Along the way they had set fire to tires and brush and were starting to block the roadway with rocks of all sizes (this is a technique we saw elsewhere in the country too – a crude, but effective way of stopping traffic).

It was eerie to catch sight of random figures in the bus headlights furtively running about. It reminded me of Halloween night a bit.

Suddenly there was a loud BANG on one of the windows of the bus. And then another. And another. And another. We were being pelted with rocks. The striking men were upset that the buses were trying to leave and they were going to let us know about it.

The guide yelled at us all to get down, for fear of a window being shattered, so we all hunched down and wondered what was going to happen next.

I was terrified and started to shake uncontrollably.

andes_thumb-6355228 You see, I had been reading a novel called Death In The Andes that takes place during Peru’s Shining Path Rebellion, a time of great turmoil, political upheaval, and violence.
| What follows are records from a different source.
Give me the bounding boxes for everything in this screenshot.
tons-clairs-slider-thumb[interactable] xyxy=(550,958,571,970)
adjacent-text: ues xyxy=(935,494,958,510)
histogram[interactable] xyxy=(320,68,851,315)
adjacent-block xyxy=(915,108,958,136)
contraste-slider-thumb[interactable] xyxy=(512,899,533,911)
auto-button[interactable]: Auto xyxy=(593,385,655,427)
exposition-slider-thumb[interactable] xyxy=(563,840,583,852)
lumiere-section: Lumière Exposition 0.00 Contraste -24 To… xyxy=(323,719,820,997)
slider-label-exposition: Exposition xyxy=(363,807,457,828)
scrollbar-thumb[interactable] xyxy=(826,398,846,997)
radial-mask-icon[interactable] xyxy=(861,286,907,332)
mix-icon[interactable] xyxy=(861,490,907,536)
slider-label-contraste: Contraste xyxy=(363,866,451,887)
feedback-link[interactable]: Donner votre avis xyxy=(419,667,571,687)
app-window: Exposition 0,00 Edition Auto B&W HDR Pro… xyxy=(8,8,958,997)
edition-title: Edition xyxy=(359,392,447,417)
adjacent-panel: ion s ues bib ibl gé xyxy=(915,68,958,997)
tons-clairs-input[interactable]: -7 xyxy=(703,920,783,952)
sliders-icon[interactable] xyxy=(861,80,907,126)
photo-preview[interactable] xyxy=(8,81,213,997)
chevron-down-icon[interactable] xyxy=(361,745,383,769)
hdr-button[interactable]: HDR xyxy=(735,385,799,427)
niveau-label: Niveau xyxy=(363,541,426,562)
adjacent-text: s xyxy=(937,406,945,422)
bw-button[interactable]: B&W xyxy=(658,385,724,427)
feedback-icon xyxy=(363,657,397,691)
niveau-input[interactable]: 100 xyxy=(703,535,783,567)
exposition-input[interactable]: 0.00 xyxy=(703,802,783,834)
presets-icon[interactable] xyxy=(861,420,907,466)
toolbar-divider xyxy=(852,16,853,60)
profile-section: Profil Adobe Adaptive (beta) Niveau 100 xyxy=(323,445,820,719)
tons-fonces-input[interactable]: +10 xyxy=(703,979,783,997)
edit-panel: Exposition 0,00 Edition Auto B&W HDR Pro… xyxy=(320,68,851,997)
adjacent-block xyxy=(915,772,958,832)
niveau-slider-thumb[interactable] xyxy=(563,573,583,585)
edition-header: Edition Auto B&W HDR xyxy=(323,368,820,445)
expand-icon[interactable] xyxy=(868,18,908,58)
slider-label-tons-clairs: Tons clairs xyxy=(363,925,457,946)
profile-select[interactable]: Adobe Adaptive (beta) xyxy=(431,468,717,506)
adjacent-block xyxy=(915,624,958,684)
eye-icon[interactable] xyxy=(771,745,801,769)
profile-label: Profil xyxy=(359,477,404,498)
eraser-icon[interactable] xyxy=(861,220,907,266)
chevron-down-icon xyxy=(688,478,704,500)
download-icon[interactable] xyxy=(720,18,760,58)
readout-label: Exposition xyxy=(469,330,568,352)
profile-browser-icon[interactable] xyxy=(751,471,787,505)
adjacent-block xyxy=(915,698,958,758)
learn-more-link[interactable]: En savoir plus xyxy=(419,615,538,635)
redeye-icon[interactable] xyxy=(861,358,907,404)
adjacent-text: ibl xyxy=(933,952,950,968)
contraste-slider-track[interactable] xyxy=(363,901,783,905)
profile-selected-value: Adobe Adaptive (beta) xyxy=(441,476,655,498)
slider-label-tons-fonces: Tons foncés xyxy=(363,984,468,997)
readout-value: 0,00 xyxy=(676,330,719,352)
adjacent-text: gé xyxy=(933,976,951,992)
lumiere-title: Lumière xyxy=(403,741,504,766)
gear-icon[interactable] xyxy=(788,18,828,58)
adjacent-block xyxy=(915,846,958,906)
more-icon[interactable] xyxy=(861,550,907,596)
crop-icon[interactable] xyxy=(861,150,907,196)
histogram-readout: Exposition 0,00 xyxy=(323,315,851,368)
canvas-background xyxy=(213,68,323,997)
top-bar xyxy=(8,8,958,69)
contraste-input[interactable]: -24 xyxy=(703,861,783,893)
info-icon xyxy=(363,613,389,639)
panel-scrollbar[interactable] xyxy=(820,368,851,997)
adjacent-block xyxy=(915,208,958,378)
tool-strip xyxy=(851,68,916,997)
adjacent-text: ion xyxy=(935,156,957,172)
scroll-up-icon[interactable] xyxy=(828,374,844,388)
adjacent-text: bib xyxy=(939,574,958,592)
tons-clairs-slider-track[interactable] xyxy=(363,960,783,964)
In one part of the story a French couple are on a bus traversing the Andes when it is pulled over by Shining Path members. The end for them is neither kind, nor swift, as they are killed by their captors. It is actually a great novel and, being based on true events, gave me a lot of insight into modern Peruvian culture…I recommend it.

This is what was going through my head as the rocks continued to pelt the outside of the bus. I had visions of the bus stopping, strange men boarding and marching us all outside to some unknown fate.

I’m serious. This is what I was thinking.

I, of course, didn’t think about the 15 porters and 2 guides sitting in the back of the bus who would have defended us and I didn’t think about the possibility of the bus not stopping.

Which is exactly what happened. That bus convoy was not stopping for anything, no matter what got in the way, and we just kept right on going at top speed until we were past the danger.

But, for a few brief minutes (that seemed like forever), I was sure that just three weeks into our trip that it was all going to be over.